What is MCP Server?
Model Context Protocol server is a software component that implements the Model Context Protocol and acts as an intermediary between AI models with external tools and data, which enables the AI models to conduct tasks and access information.
Anthropic introduced the Model Context Protocol (MCP) as an open standard protocol that serves as a connector, translating requests between AI systems and other services. Think of MCP as a secure bridge between large language models (LLMs) and external application APIs.
MCP provides a consistent framework that defines how AI models can discover, understand, and interact with data sources including databases, files systems, and SaaS applications like cloud security solutions. It follows a client-server architecture with two main components: MCP client and MCP server.
The rise of MCP server
Before Anthropic released MCP, querying and tasking AI agents was a struggle. If users wanted to connect data and applications to an LLM, they needed to create custom connectors for every external individual tool or data source. This meant a lot of time spent in developing custom code as well as updating that code whenever a new version of an LLM released.
So Anthropic introduced MCP to provide an open source standardized framework that enabled AI agent access to data and tools more easily. The AI company also released MCP server alongside MCP to provide a universal connector between AI agents and any tools and data sources.
Why MCP server is important
Before MCP server, organizations were limited to narrow use cases and its training data. The custom connectors created by organizations often didn’t scale up and continued to limit what AI agents could do.
With an MCP server, organizations can connect any LLM to specific data sources to enable access to the latest data, which helps strengthen what the AI agents can do. MCP simplifies communication between external data and tools and AI agents and allows for scaling up. No need to create custom connections between each data source or tool and the API.
How MCP works
At a high level, MCP consists of two core components:
- MCP client: The “client-side” component that resides with the AI application like Claude, ChatGPT, or Gemini, and is used to request connections to one or more MCP servers in order to access external information.
- MCP server: A standardized program that acts like a controlled gateway to enable tools or APIs to retrieve the data requested by the MCP client from a target system.

When the AI system wants information — say, the latest security alerts — it sends a structured request via an MCP client to the MCP server. The server validates the request, checks permissions, executes the necessary API calls, and returns the results in a format the model understands. This creates a secure, observable, and standardized loop between AI reasoning and enterprise data.
What are the capabilities of an MCP server?
An MCP server acts as a smart adapter between AI systems and real-world tools. It translates natural language requests — like “Get today’s sales report” — into the exact commands an app or API understands.
Some examples include connecting to file system servers for document access, database servers for data queries, and productivity apps like Slack. This opens up a wide range of interactions between AI hosts and external systems.
Some specific tasks include:
- A GitHub MCP server can turn “List my open pull requests” into a GitHub API query.
- A File MCP server can take “Save this summary as a text file” and write it locally.
- A Sysdig MCP server can return relevant cloud security data for requests like “list recent alerts” or “fetch critical vulnerabilities running in Kubernetes.”
Beyond executing requests, MCP servers also:
- Tell AI models what actions are available (tool discovery).
- Interpret and run commands securely.
- Format responses into AI-readable outputs.
- Handle errors gracefully and return meaningful feedback.
In short, MCP servers are the bridge that lets AI models interact safely and intelligently with external systems.
The Sysdig MCP Server
At Sysdig, we’ve built an MCP server that lets AI models securely access Sysdig’s Cloud Security APIs.
Through the Sysdig MCP Server, an AI assistant can:
- Query real-time security findings, vulnerabilities, and misconfigurations.
- Retrieve runtime threat detections and cloud posture data.
- Generate summaries or recommendations based on Sysdig SecureTM and Sysdig MonitorTM insights.

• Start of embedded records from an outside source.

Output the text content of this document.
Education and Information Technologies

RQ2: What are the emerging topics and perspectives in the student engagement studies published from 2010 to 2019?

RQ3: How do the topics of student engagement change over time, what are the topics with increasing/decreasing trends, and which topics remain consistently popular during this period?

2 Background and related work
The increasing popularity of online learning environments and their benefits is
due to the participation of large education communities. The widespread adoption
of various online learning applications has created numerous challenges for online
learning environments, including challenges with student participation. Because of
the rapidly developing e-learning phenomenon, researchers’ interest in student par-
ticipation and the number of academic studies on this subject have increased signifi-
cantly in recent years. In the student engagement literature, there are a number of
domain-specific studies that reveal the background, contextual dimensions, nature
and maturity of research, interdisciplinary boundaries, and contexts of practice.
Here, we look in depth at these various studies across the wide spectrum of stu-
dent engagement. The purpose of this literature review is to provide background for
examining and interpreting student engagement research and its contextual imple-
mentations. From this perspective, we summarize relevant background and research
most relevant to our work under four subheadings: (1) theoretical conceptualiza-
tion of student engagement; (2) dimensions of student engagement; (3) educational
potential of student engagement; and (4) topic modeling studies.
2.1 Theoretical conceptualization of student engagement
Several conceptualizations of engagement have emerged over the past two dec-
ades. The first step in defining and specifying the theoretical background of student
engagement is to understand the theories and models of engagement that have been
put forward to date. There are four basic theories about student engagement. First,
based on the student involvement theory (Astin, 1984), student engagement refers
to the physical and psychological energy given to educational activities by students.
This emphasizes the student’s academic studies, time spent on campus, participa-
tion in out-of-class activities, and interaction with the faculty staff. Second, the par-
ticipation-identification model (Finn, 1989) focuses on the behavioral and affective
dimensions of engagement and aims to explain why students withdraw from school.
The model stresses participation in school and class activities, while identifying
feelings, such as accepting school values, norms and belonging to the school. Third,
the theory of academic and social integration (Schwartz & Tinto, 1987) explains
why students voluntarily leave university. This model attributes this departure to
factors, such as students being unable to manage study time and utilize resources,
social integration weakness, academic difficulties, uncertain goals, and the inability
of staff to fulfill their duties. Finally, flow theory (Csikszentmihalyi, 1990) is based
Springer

This means that LLMs — whether in ChatGPT, an internal AI platform, or another MCP-compatible system — can safely gain visibility into what’s happening across your cloud and container environments.
Because the Sysdig MCP Server follows the open MCP standard, it’s plug-and-play for any compatible AI client. There’s no need to expose credentials or write new integrations — everything happens securely within the protocol’s framework.
Conclusion
MCP server introduces a plug-and-play standard and opens a whole world of tools and data sources to your AI assistant. By introducing structure and control for accessing external systems, you can now incorporate valuable information and tasks via third-party data and tools into your AI queries without requiring fragile integrations or endless API work.